Il parroco della chiesa di Santa Maria del Carmine: «Sto assaporando con la mia gente quanto sia duro non vedersi più»
Nel rivolgermi, ancora una volta, alla comunità atripaldese, mi vengono alla mente le parole del Salmo 126 della Sacra Scrittura: Chi semina nelle lacrime, mieterà nella gioia…

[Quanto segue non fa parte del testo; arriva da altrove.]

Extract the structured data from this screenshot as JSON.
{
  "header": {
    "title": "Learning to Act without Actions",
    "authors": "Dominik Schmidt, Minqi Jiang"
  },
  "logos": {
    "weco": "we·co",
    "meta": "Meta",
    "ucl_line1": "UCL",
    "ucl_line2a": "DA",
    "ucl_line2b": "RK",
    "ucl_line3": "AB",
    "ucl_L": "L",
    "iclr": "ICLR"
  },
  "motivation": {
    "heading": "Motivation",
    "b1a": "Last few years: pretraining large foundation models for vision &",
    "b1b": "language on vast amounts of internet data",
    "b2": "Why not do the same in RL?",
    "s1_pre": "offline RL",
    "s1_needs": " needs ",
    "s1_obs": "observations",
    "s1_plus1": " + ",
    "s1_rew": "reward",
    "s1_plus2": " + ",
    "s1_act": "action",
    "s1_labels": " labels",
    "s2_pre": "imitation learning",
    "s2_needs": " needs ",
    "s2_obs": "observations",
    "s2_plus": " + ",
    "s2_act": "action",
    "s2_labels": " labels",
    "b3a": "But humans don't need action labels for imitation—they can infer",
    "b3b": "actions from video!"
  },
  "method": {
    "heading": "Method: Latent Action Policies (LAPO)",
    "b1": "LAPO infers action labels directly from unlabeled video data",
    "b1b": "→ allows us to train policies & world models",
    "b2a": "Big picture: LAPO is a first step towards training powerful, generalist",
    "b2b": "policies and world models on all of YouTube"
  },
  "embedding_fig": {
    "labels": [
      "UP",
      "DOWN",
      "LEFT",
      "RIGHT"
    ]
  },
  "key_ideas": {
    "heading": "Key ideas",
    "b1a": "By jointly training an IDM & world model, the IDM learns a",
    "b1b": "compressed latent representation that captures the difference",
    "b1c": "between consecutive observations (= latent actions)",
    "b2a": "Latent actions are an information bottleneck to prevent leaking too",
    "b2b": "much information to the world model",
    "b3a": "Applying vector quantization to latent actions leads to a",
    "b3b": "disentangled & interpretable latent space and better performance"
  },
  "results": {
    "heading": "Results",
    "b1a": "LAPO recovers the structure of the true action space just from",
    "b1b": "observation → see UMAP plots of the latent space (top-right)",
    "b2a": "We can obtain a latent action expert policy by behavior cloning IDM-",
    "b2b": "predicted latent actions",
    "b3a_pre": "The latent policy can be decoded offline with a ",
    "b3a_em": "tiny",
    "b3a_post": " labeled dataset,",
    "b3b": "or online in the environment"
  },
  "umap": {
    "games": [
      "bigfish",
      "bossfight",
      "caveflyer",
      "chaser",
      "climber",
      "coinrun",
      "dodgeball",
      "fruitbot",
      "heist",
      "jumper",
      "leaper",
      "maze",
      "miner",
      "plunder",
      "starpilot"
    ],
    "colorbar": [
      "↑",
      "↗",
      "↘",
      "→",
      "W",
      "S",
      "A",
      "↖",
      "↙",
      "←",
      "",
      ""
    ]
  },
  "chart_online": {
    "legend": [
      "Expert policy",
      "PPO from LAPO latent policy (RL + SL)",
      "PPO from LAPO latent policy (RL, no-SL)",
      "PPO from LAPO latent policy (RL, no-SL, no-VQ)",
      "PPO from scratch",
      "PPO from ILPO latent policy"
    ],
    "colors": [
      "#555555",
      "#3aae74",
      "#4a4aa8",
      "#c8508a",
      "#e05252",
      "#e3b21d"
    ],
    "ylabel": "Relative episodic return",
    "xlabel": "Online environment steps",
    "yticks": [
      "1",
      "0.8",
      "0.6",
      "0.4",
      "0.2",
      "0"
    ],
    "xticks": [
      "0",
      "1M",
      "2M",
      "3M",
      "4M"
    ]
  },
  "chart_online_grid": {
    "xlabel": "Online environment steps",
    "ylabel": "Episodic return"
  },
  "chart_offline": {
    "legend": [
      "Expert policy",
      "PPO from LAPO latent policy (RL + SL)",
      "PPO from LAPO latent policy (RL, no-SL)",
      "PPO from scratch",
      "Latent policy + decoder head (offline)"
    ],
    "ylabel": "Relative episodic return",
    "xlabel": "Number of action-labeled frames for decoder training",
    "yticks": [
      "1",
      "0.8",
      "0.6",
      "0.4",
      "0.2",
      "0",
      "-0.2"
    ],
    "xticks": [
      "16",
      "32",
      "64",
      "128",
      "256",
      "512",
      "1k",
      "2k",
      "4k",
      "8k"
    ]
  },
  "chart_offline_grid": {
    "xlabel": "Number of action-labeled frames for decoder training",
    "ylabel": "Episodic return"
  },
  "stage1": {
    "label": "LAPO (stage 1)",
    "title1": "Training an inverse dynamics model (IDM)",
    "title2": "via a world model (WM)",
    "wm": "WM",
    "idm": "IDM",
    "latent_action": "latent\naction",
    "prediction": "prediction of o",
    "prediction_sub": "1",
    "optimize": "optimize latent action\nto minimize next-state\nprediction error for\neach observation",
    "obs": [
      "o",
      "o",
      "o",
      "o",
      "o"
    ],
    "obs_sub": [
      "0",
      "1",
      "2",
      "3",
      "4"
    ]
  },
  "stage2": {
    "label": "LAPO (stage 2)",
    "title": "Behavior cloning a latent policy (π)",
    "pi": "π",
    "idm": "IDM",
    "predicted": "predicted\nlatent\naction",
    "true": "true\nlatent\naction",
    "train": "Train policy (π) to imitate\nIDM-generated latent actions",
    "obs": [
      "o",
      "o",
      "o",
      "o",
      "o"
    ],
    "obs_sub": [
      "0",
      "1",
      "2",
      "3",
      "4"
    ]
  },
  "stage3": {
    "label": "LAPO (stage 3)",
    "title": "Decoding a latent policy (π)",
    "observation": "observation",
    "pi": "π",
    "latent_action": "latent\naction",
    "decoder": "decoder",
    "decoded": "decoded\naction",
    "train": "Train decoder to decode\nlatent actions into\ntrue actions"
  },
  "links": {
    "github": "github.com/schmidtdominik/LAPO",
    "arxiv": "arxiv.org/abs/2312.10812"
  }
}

Quello, infatti, che stiamo vivendo, non è certamente un momento facile della nostra vita; siamo preoccupati, perché questo tempo non solo fa paura per la morte causata dal Covid 19 e per i suoi numerosi contagi, ma anche per le incertezze, i cambiamenti, lo stravolgimento della vita che esso ha comportato. È un’esperienza chi ci sta toccando tutti, a vario modo.
Ognuno è stato privato di alcune cose importanti, anche di affetti e vicinanze, abbiamo dovuto fare rinunce, abbiamo rimodulato i ritmi della nostra giornata. Cerchiamo di vivere l’invito a “restare a casa” (e Atripalda sta rispondendo bene) inventandoci cose nuove, riscoprendo la casa come un luogo sacro dove impariamo l’arte del volersi bene, della pazienza e dell’accogliersi gli uni gli altri.
Io stesso, come sacerdote, sperimento la desolazione causata da questa pandemia: accompagno ormai da giorni i morti alla sepoltura a cui non è possibile dare il calore e il conforto dei loro cari, né un bacio, una carezza se non quella di una benedizione… sto assaporando con la mia gente quanto sia duro non vedersi, non incontrasi più, non potersi abbracciare. Celebro in privato la S. Messa… i sacramenti è da un bel po’ che non si celebrano… il silenzio avvolge i nostri luoghi sacri.
Stiamo seminando tra lacrime di commozione e lacrime di speranza il nostro stesso futuro, come ci ricorda il Salmo, stiamo seminando nel terreno arido e deserto di questo tempo semi che daranno frutti e ci ridoneranno la gioia e la voglia di vivere ancora e ci ricorderanno le opere che Dio ha compito in noi. Sì, perché, in questo tempo di noia e di tristezza, in cui forse ci sentiamo abbandonati, scoraggiati e delusi, paradossalmente c’è il volto bello di una comunità, che senza accorgersene, sta costruendo le basi per i giorni che verranno, perché, quando saremo usciti dalla tempesta, non saremo più gli stessi, non possiamo più esserlo, ma saremo persone nuove, completamente diverse e la carità e la solidarietà non saranno più un emergenza ma uno stile di vita.
In questi giorni, immagino, ognuno di noi sta pensando a tanto bene che si muove attorno a noi, e ai tanti segni di attenzione e amore che vengono seminati pur nella tragicità del momento. Il mio pensiero va soprattutto ai medici, agli infermieri, agli operatori sanitari, che notte e giorno, si stanno spendendo per salvare vite umane o per accompagnare fratelli e sorelle negli ultimi passi… va alle forze dell’ordine, ai giovani militari e a quanti presidiano il territorio, a quanti lavorano per la salvaguardia e l’incolumità dei cittadini.
Penso soprattutto ai ragazzi e ai giovani della nostra Città, ai quali è stato chiesto il sacrificio necessario a non uscire per futili motivi, a rinunciare anch’essi alle cose e alle abitudini che avevano. Ho visto che molti si sono organizzati con video chiamate su whatsapp… è bello vedere queste immagini di giovani che a distanza parlano tra loro e condividono le loro cose. La paura e la tristezza è lenita da coloro che sanno dare ascolto, che continuano a sorriderci, che continuano a volersi bene. Ci sono tanti segni di una comunità che reagisce, e anche sentendosi unita nella preghiera, impara a ritrovare fiducia e ad affrontare i giorni che passano.
Sono convinto che ce la faremo, non solo perché il Signore ci accompagnerà e ascolterà il grido dei suoi figli, ma ce la faremo grazie all’impegno, allo sforzo di tutti nel continuare a seminare, quotidianamente, nel silenzio della nostra vita, delle nostre case, delle nostre chiese, semi che daranno frutti di nuova vita, di un nuovo inizio.